Waituna West is a village and rural community in the Manawatu District and Manawatū-Whanganui region in New Zealand's central North Island.

It is located on State Highway 54.

History

European settlement

English settlers arrived in the late 1880s expecting to see "eternal lush meadows" to farm. They instead encountered endless thick forest, which they cleared over several years with axes and handshaws. The timbers, stump and logs were then burnt. Some of this work was done by cheap labourers on farming cadetships.

A meeting of residents at a stump led to the opening of a school in 1894. The school house was the first public building in the area.

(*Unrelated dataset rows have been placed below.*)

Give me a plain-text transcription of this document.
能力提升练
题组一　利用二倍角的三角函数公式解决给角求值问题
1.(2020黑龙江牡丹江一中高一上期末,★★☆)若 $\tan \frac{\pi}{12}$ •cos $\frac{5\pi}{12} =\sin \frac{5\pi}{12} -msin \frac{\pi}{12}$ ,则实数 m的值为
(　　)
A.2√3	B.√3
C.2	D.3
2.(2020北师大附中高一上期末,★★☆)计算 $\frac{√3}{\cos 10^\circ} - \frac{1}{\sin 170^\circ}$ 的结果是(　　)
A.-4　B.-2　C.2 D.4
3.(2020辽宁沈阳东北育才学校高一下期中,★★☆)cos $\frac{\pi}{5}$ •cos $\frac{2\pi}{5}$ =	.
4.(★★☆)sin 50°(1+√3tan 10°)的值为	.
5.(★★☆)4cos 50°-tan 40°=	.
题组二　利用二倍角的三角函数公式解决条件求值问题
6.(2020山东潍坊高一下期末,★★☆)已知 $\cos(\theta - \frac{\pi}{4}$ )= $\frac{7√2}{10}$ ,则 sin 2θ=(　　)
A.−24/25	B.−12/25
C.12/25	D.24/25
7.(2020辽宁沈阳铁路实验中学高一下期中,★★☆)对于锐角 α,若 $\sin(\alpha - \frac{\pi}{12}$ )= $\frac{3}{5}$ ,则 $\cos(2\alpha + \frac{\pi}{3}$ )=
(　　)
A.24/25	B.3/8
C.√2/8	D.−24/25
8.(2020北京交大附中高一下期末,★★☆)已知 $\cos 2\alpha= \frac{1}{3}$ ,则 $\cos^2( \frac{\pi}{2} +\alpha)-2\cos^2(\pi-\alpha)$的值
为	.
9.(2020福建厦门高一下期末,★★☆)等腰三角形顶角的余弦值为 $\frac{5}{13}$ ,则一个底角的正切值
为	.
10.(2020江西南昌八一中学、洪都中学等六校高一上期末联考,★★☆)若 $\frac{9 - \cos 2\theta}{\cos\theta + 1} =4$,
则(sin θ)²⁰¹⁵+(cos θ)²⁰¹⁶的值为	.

By about 1895, the farming community had its own rugby team.

Around this time, a ridge was also built over the Rangitikei River about this time.

Recent history

The Hare family, an original English settler family who arrived in Waituna West from Norfolk in the 1880s, was still farming in the area in 2023. The family remained on one farm, Tuatahi, from 1894 to 2017.

Another farm, which has been in the same family since the 1920s, has panoramic views of Mt Ruapehu, Mt Taranaki, and Kapiti Island. Tourists often enter the farm to play with newborn lambs, pitch a tent or play golf.

Facilities

Waituna West Cemetery, a small cemetery for burials and ash interments, is located in the village. The first recorded burial was in January 1901.

The village also has a community hall, built in 1909. The community raised funds in 1996 to move the hall from the main highway to the school for traffic and pedestrian safety. The present hall has an unsealed carpark, and can accommodate up to 180 people.

Education

Waituna West School is a co-educational state primary school for Year 1 to 8 students, with a roll of  as of .

The school was formed in 1894. Over the years, Tapuae, Pakihikura, Rewa and Dunolly schools were merged into Waituna West School.

The school celebrated its 125th jubilee in 2019 with a three-day event, including a barbeque, tree plantings, netball and soccer games, a church service, and a picnic lunch.

The village also has a Playcentre early childhood centre.